The Boston Globe

The peril of RFK Jr.

- Yvonne Abraham Globe columnist Yvonne Abraham can be reached at yvonne.abraham@globe.com.

Lord, it’s got to be hard to be a Kennedy right now.

It’s looking increasing­ly like Robert F. Kennedy Jr. is more than fine with putting Donald Trump back in the White House. And the kookiest Kennedy is using the storied family name to make it so.

A mountain of reporting, most recently in the New York Times, has shown that Kennedy’s campaign is being partly propped up by Trump-backing donors and strategist­s, who believe the scion of this famously Democratic family takes more votes from President Biden than from the disgraced former president. MAGA extremist Steve Bannon, for example, has made no attempt to hide his eagerness for Kennedy to run.

Kennedy’s family has tried to stop him. “I’ve talked to Bobby about what I thought was likely to be an incredibly brutal and personal campaign ... if he went forward with his candidacy,” said his nephew, former representa­tive Joe Kennedy III, whose own campaign against incumbent US Senator Ed Markey got brutal and personal. And Joe had no skeletons hidden away, unlike his uncle, who struggled through years of drug abuse and messy personal relationsh­ips in the wake of his father RFK’s assassinat­ion in 1968.

His family is worried about what the inevitable attacks on Bobby will do to him and his children. They’re also worried about what it will do to the country: Tip the election to Trump, whose repressive plans for a second term are absolutely dystopian.

“Bobby’s candidacy represents viewpoints and policies that I don’t share, and I don’t believe should be held by a president of the United States,” Joe Kennedy III said. “As his own campaign has indicated, his candidacy is likely to result in the election of Trump … a grave threat to our country.”

How upsetting it must be to see Bobby multiply that threat by twisting what is left of the family’s legacy to his cause, contorting the historical record in ways that would make a pretzel blush.
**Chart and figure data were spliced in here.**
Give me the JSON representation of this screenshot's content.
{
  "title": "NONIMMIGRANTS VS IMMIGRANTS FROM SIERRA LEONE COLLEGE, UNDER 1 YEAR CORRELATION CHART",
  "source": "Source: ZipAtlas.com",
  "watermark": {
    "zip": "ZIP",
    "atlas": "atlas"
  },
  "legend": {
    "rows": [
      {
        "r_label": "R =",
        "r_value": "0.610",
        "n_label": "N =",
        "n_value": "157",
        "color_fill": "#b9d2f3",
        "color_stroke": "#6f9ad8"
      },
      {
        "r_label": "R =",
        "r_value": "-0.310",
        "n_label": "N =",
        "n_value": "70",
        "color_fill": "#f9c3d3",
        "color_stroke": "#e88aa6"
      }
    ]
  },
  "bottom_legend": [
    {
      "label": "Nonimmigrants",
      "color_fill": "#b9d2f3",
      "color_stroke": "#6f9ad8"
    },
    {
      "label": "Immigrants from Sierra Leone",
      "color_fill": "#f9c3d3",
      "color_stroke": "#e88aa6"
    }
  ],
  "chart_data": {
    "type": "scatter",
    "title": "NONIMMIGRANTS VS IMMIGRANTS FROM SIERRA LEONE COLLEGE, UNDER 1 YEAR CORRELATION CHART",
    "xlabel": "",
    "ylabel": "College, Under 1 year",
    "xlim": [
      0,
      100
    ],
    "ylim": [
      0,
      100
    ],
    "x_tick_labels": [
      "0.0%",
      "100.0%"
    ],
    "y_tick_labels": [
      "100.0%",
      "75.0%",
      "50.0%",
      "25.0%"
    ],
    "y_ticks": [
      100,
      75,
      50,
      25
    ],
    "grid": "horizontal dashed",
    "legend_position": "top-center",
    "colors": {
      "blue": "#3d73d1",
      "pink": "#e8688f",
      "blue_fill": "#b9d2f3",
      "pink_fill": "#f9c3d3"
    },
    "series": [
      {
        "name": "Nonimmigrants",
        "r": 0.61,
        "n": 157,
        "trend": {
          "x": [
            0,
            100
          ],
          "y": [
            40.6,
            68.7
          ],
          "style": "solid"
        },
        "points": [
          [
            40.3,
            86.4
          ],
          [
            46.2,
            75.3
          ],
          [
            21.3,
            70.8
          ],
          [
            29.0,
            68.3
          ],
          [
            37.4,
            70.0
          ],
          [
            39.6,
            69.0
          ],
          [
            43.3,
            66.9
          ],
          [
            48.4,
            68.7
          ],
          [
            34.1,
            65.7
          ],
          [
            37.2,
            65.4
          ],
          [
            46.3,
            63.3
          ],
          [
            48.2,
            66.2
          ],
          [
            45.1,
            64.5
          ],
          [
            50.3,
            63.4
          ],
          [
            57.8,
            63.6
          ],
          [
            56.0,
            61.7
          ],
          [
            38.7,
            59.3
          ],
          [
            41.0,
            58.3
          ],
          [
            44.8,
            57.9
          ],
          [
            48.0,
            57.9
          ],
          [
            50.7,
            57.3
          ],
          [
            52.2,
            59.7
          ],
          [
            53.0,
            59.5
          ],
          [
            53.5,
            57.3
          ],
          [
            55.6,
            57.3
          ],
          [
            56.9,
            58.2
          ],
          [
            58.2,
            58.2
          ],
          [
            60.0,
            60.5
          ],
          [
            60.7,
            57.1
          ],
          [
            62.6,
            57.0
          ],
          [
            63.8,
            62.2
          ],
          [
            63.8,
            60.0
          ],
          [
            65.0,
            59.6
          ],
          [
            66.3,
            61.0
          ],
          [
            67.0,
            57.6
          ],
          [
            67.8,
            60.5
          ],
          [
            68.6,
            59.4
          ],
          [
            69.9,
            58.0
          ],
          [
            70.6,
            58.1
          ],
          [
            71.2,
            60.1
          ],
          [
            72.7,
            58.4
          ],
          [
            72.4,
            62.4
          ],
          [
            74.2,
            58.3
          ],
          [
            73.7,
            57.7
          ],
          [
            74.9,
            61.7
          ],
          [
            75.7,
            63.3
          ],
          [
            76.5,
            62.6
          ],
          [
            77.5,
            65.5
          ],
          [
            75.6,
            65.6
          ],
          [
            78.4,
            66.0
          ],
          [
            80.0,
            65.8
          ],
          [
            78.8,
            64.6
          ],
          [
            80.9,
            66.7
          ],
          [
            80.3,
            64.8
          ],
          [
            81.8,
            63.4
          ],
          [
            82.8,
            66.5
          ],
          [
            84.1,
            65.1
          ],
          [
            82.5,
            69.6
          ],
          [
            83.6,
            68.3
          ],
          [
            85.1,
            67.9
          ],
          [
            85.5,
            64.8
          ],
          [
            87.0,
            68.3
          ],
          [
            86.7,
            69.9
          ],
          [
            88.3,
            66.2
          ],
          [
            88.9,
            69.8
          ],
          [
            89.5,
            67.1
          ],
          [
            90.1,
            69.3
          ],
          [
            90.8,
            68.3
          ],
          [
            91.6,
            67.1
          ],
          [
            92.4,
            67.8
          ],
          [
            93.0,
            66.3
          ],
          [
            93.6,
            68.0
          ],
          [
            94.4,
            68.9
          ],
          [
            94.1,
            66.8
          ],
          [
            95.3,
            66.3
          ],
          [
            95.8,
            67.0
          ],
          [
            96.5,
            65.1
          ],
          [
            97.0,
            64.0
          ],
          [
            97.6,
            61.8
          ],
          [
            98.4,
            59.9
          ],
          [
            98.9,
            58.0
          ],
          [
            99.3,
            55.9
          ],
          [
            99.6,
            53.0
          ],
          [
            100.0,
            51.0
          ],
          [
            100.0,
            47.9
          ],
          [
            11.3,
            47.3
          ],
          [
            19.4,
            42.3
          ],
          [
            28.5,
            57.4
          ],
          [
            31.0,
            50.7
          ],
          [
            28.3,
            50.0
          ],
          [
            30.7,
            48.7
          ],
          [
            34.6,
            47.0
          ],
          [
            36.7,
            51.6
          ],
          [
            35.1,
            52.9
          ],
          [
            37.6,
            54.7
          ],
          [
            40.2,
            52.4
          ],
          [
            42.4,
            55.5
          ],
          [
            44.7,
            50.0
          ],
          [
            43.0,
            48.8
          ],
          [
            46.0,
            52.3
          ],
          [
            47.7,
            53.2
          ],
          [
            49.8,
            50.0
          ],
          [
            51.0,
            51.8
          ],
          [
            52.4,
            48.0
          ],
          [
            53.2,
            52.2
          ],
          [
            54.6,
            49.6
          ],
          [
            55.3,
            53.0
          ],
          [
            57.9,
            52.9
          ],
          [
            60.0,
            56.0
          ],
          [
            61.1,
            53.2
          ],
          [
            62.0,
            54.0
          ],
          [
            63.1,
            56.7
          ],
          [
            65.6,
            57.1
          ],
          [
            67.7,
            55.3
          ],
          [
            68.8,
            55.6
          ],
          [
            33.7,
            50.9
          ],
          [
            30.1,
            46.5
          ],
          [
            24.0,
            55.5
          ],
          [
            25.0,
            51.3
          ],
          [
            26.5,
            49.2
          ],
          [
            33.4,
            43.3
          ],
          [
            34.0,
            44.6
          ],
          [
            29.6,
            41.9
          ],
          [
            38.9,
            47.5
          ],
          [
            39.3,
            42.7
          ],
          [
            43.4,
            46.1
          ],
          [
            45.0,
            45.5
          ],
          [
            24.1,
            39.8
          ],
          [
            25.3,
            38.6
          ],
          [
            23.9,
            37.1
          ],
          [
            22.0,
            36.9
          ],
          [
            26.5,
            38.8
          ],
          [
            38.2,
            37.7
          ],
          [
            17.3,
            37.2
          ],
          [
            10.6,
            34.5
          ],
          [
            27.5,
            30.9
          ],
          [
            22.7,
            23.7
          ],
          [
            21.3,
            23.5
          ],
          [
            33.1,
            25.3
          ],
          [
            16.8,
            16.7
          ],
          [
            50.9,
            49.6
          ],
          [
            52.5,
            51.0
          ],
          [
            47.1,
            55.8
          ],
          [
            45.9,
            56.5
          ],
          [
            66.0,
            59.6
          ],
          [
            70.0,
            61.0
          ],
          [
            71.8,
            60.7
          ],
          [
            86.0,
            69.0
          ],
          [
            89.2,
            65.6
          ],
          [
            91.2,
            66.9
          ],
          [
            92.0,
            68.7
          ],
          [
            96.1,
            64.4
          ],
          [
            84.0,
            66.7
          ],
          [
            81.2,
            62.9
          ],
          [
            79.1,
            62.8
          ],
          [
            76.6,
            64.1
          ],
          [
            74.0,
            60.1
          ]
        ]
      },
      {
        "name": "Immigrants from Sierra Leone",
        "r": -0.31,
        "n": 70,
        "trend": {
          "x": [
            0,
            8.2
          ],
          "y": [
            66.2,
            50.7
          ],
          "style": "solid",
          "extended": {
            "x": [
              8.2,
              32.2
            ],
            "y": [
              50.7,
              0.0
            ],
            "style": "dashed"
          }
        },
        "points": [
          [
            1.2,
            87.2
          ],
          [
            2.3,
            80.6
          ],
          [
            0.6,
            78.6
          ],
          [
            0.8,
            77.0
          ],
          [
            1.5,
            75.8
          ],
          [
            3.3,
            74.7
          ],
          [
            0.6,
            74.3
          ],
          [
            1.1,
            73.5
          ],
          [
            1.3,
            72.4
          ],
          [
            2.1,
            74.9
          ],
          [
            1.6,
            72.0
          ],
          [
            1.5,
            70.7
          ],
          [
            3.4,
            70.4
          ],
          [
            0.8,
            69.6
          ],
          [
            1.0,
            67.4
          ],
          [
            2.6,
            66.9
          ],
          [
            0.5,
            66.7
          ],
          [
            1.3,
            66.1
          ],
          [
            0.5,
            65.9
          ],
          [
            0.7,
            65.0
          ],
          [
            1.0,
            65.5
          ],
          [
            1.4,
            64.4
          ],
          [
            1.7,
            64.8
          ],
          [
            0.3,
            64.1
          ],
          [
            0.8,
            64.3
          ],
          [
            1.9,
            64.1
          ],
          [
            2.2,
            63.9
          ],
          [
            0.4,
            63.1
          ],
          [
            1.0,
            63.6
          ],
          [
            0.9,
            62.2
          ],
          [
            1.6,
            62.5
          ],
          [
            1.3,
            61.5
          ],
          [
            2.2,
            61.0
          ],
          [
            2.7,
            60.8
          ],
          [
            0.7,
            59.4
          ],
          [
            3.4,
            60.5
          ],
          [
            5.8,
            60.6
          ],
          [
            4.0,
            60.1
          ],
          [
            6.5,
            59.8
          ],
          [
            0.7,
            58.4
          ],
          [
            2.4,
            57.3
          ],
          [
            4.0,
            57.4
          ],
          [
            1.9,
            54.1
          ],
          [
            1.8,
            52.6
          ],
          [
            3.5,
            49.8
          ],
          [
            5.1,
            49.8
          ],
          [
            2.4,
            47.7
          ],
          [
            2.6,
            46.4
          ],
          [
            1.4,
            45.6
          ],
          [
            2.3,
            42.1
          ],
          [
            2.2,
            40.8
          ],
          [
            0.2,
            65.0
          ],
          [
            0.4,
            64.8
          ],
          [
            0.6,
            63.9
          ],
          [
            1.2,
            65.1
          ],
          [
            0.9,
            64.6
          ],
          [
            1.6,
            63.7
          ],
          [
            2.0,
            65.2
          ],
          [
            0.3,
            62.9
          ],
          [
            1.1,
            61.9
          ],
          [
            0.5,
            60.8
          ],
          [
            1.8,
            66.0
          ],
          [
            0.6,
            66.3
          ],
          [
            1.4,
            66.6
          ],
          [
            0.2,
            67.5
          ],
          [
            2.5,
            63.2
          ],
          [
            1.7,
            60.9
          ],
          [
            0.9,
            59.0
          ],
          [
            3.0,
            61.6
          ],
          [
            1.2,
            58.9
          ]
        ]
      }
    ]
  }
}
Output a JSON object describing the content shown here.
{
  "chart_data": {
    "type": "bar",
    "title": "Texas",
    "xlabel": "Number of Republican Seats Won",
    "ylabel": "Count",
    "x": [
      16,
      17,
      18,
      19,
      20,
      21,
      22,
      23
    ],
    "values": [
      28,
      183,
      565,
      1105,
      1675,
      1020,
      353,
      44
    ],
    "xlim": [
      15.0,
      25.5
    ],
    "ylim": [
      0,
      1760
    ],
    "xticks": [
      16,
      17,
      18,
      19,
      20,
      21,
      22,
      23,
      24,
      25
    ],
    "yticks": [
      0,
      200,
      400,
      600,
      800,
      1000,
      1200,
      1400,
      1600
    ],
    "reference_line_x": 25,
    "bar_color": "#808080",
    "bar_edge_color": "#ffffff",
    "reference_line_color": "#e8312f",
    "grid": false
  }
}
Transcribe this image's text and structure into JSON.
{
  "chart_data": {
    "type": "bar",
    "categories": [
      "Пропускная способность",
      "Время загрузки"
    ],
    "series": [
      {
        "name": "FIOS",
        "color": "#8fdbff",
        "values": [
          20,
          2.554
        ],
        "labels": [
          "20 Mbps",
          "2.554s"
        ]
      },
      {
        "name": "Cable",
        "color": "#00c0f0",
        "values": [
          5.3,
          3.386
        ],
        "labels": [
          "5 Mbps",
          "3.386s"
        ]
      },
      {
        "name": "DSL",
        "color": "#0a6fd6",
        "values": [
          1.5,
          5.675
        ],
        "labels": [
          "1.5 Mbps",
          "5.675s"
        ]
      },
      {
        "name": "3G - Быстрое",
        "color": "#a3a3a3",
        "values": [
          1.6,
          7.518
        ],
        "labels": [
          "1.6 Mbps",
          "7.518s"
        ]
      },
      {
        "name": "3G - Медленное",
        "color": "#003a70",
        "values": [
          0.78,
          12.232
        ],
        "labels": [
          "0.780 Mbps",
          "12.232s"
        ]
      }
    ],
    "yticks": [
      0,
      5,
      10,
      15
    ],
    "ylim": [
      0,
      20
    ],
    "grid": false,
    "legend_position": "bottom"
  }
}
The independen­t presidenti­al candidate chose to kick off his campaign in Boston, where his uncle, President John F. Kennedy, and his father RFK were born, and at the Park Plaza, where his uncle, Senator Ted Kennedy, regularly held events.

Before that, RFK Jr. was merely an accomplish­ed crackpot and influentia­l antivaxxer. The COVID pandemic supercharg­ed his fevered delusions, allowing him to preach deadly junk science to millions and unite conspiraci­sts of all denominati­ons under one flag.

Bobby is the embodiment of the horseshoe theory: The notion that the extreme left and the extreme right in politics have an awful lot in common. Kennedy came up as an environmen­tal activist and rails against corporate power, but he also inveighs against government overreach, parrots Vladimir Putin’s talking points on Ukraine, and speaks of injustice against Jan. 6 insurrecti­onists.

In case you missed that last one, he suggested last week that the prosecutio­ns of Jan. 6 defendants were politicall­y motivated.

He has also suggested his late father and uncle would have walked away from today’s Democratic Party, which — look, obviously, no.

Everybody knows RFK Jr. — who is garnering support in the teens right now — would be drawing polling numbers as lousy as egomaniaca­l Green Party candidate Jill Stein if it wasn’t for his last name. And that includes the candidate himself. Man, that Super Bowl ad was really something, wasn’t it? It used a colorized version of JFK’s 1960 “Kennedy for Me” ad, subbing Bobby’s image for his uncle’s. The candidate apologized and said he’d had nothing to do with the spot, but he proudly placed the ad at the top of his Twitter page after it aired, and eventually chose Nicole Shanahan, who helped create and pay for the $7 million spot, as his running mate.

Expect him to keep deploying the family lore to his cause — and expect the rest of his family to keep pushing back, gently and firmly. They’ve made clear their support for Biden, appearing at the White House with the president, with whom the family has long personal and political connection­s.

Clearly, none of Bobby’s relatives want it to end this way, with their name and their story being used to help usher in the most extreme Republican administra­tion in history.

That would be a tragedy, for a family that has seen more than its share of them.